Der Thriller mit dem bezeichnenden Titel «Made in France» schildert, wie ein moslemischer Journalist versucht, sich in eine französische Salafistenszene einzuschmuggeln, um darüber einen Beitrag zu schreiben. Er gerät in eine Banlieue-Gang, die unter dem Einfluss eines Pakistan-Rückkehrers einen Terroranschlag auf den Champs-Élysées plant.
Der eher spannende als politische Film war schon vor den beiden grossen Anschlagsserien von 2015 in Paris fertiggestellt. Ins Kino kam er bis heute nicht; nur als Video-on-Demand ist er seit einer Woche zu sehen. Nacheinander zogen mehrere Verleiher und Kinobetreiber ihre Zusage zurück, als die Anschläge auf die «Charlie-Hebdo»-Redaktion und das «Bataclan»-Konzertlokal erfolgten. «Die Leute haben Angst», erklärte einer gegenüber Pariser Medien.

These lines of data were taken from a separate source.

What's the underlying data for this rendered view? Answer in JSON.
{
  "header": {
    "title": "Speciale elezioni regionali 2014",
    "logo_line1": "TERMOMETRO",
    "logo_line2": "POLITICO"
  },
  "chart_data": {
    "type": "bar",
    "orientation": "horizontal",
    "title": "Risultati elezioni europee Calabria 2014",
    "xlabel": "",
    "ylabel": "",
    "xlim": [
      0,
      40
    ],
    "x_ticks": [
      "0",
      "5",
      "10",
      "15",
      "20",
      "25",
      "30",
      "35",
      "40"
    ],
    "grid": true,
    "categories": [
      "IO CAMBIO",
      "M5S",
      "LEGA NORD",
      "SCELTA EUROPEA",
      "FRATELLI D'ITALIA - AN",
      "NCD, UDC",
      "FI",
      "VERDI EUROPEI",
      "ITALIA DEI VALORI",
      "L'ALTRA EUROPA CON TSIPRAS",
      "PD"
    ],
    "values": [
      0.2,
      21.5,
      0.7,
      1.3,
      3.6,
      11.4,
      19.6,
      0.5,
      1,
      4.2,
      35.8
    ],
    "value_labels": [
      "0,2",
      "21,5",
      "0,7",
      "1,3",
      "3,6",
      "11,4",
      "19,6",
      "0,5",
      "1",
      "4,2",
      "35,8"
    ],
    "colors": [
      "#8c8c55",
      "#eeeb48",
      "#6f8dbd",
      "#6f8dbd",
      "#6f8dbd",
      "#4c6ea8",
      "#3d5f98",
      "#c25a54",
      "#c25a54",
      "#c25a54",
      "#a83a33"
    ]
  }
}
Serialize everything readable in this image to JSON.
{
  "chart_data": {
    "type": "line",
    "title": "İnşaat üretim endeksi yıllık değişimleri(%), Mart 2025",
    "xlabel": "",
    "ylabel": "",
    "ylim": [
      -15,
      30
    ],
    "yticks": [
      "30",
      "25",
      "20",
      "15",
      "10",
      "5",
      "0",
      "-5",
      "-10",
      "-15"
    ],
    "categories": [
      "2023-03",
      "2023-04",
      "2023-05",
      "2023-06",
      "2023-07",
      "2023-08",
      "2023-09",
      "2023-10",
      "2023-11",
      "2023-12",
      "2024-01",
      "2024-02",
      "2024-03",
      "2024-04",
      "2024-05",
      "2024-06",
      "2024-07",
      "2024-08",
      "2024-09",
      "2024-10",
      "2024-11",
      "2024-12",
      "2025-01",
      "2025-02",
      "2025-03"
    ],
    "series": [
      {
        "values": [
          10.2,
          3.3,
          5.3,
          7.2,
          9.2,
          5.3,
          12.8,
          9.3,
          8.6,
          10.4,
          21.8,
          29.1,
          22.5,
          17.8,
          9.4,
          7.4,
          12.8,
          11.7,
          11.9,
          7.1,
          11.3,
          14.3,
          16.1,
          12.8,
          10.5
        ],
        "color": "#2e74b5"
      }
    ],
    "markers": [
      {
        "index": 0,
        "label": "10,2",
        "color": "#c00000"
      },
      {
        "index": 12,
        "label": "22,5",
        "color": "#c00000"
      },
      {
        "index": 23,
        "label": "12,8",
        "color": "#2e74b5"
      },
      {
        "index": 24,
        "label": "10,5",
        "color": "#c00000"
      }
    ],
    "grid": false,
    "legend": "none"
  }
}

Hausgemachte Probleme sind schuld
Wie in den USA nach 9/11 scheint Frankreich vorerst nicht bereit, das Anschlagstrauma als Leinwandfiktion zu verarbeiten. Wobei die Fiktion von «Made in France» durchaus verstörend ist – so verstörend wie der Titel des Films.
Ohne es zu sagen, geht aus dem Plot hervor, dass der in Syrien und Belgien geplante Terror undenkbar wäre ohne die hausgemachten Probleme Frankreichs – dem Leben junger Banlieue-Bewohner zwischen Alkohol und Drogen, Porno und Kriminalität, Schulversagen und Arbeitslosigkeit. Halt finden sie einzig im rigorosen Islam salafistischer Hinterzimmer-Moscheen. Und von dort driften sie erschreckend schnell und nahtlos in die eiskalte Gewalt möglichst mörderischer Terroranschläge ab.
Wenn «Salafistes» in Paris gezeigt werden konnte, weil die Vorgänge letztlich weit entfernt sind, dann ist «Made in France» zweifellos zu nahe an der Wirklichkeit.